Taiwan Culture Minister Lung Ying-tai sent a congratulatory telegram to Lee, probably the island's most famous living son, promptly after the news broke that he had won his second Academy Award for directing.
"I'm very pleased to hear that you... have won the Oscar honour. We feel very proud of you," she said, according to the ministry.
The Oscar came as a rare chance for Taiwan, living in the shadow of giant neighbour China, to savour the global limelight after the small island found its way into Lee's acceptance speech.
"I (could) not make this movie without the help of Taiwan. We shot there," the 58-year-old said.
"I want to thank everybody there who helped us, especially the city of Taichung," he added, referring to Taiwan's third-largest city, where the majority of "Life of Pi" was filmed.

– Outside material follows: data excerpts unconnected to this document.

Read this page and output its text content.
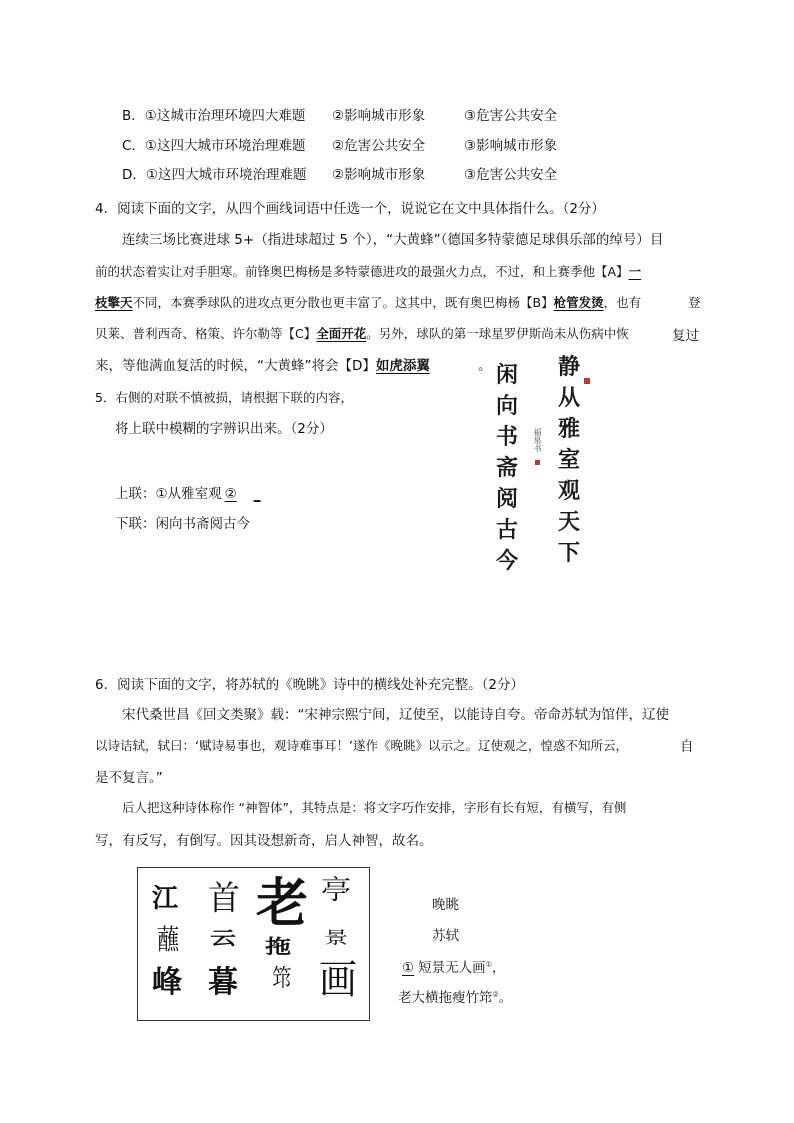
B．①这城市治理环境四大难题 ②影响城市形象	③危害公共安全
C．①这四大城市环境治理难题 ②危害公共安全	③影响城市形象
D．①这四大城市环境治理难题 ②影响城市形象	③危害公共安全
4．阅读下面的文字，从四个画线词语中任选一个，说说它在文中具体指什么。（2分）
连续三场比赛进球 5+（指进球超过 5 个），“大黄蜂”（德国多特蒙德足球俱乐部的绰号）目
前的状态着实让对手胆寒。前锋奥巴梅杨是多特蒙德进攻的最强火力点，不过，和上赛季他【A】一
枝擎天不同，本赛季球队的进攻点更分散也更丰富了。这其中，既有奥巴梅杨【B】枪管发烫，也有	登
贝莱、普利西奇、格策、许尔勒等【C】全面开花。另外，球队的第一球星罗伊斯尚未从伤病中恢	复过
来，等他满血复活的时候，“大黄蜂”将会【D】如虎添翼	。
5．右侧的对联不慎被损，请根据下联的内容，
将上联中模糊的字辨识出来。（2分）
上联：①从雅室观 ② _
下联：闲向书斋阅古今
静
从
雅
室
观
天
下
闲
向
书
斋
阅
古
今
福泉书
6．阅读下面的文字，将苏轼的《晚眺》诗中的横线处补充完整。（2分）
宋代桑世昌《回文类聚》载：“宋神宗熙宁间，辽使至，以能诗自夸。帝命苏轼为馆伴，辽使
以诗诘轼，轼曰：‘赋诗易事也，观诗难事耳！’遂作《晚眺》以示之。辽使观之，惶惑不知所云，	自
是不复言。”
后人把这种诗体称作 “神智体”，其特点是：将文字巧作安排，字形有长有短，有横写，有侧
写，有反写，有倒写。因其设想新奇，启人神智，故名。
亭
景
画
老
拖
筇
首
云
暮
江
蘸
峰
晚眺
苏轼
① 短景无人画①，
老大横拖瘦竹筇②。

Taichung mayor Jason Hu said in a statement that Lee's Oscar win showed Taiwan's ability "to do many things well", adding: "Taiwan deserves this!"
China considers Taiwan part of its territory, demanding that all its diplomatic allies cut off official ties with the island.
Taiwan is currently recognised by only 23 countries, mostly small and poor, but the island's government has tried in recent years to make up for some of the missing diplomatic clout by banking on soft power.
Sports icons such as golf superstar Tseng Yani and basketball player Jeremy Lin -- American but with Taiwanese-born parents -- have been held up as models of the cool, modern image Taiwan wants to project.
Lee, who has spent almost his entire professional career abroad, won a best directing Oscar in 2005 for the gay cowboy drama "Brokeback Mountain".
In 2000, he won the Oscar for Best Foreign Language Film with the kung fu epic "Crouching Tiger, Hidden Dragon".